Иогана стоит спиной к подъезду, на плече — объемистая сумка, которая оптически уменьшает величину ее зада. На указательном пальце Иогана вертит ключи от машины, наблюдая при этом за девушками из ресепшн (они в одинаковых розовых платьях с глубоким вырезом), но, заслышав быстрые шаги Эстер, с улыбкой оборачивается и слишком восторженно оглядывает ее прилегающий трикотажный костюм. Эстер подставляет ей для поцелуя обе щеки. Иогана единственная из ее друзей, с кем сейчас она может общаться. Разумеется, друзья не виноваты. Ей просто не хочется показываться им в своем нынешнем, измененном, виде. Опыт с умирающим отдалил ее от них, не переживших, к счастью, ничего подобного. Она никому не хочет быть в тягость. Не хочет осложнять друзьям жизнь. Они хотят развлекаться, веселиться, и это абсолютно понятно. С какой стати они должны грустить? Она так же боится их смущенного внимания, как и их случайного невнимания. Одно время она даже думала завести какого-нибудь домашнего любимца — но кошек она сроду не переносит, собаку нельзя целый день держать взаперти, а всякие другие звери кажутся ей недостаточно умными. Когда она представила себе, как сидит в пустой квартире с попугайчиком на плече, то сразу поняла, что любой зверек только усилил бы ее теперешнюю тоску. Что же ей теперь делать?

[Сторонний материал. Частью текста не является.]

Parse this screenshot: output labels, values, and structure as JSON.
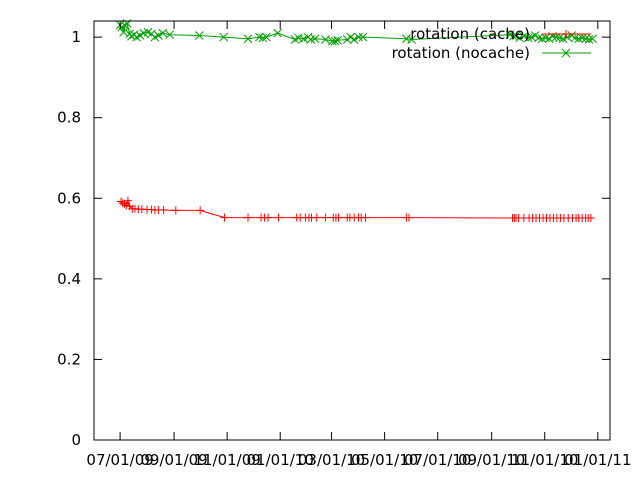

Она провожает Иогану к женской раздевалке, а сама по портику над потемневшим бассейном (сейчас, в послеобеденное время, он совсем пуст) направляется в гимнастический Зал. Поздоровавшись с тренером, проходит между искусственными пальмами к четырем тренажерам в задней части обширного помещения. Когда Томаш в этом же доме двумя этажами выше умирал, она ходила сюда по несколько раз в неделю. И сегодня она может легко перенестись мыслью на два этажа выше и увидеть его лежащим в постели перед включенным телевизором... Тогда она еще могла на час-другой оставить Томаша в квартире одного — потом уже приходилось чередоваться со свекровью (свекор с его нарушенной психикой в роли помощника был совершенно бесполезен). Ее собственные родители с самого начала были против того, чтобы она взяла Томаша из больницы домой, так что просить у них помощи ей не хотелось — из принципа, из гордости. Практически они тогда перестали даже общаться. Каждый килограмм, который она потеряла, ухаживая за Томашем, был доказательством их правоты. Она не должна так губить себя. У нее есть право на жизнь. Она должна жить! И так далее... Они являли собой голос разума. Но она не могла поступить иначе. Она должна была взять его домой. Она не знала, кто возложил на нее эту задачу, но ни на миг не сомневалась в ней.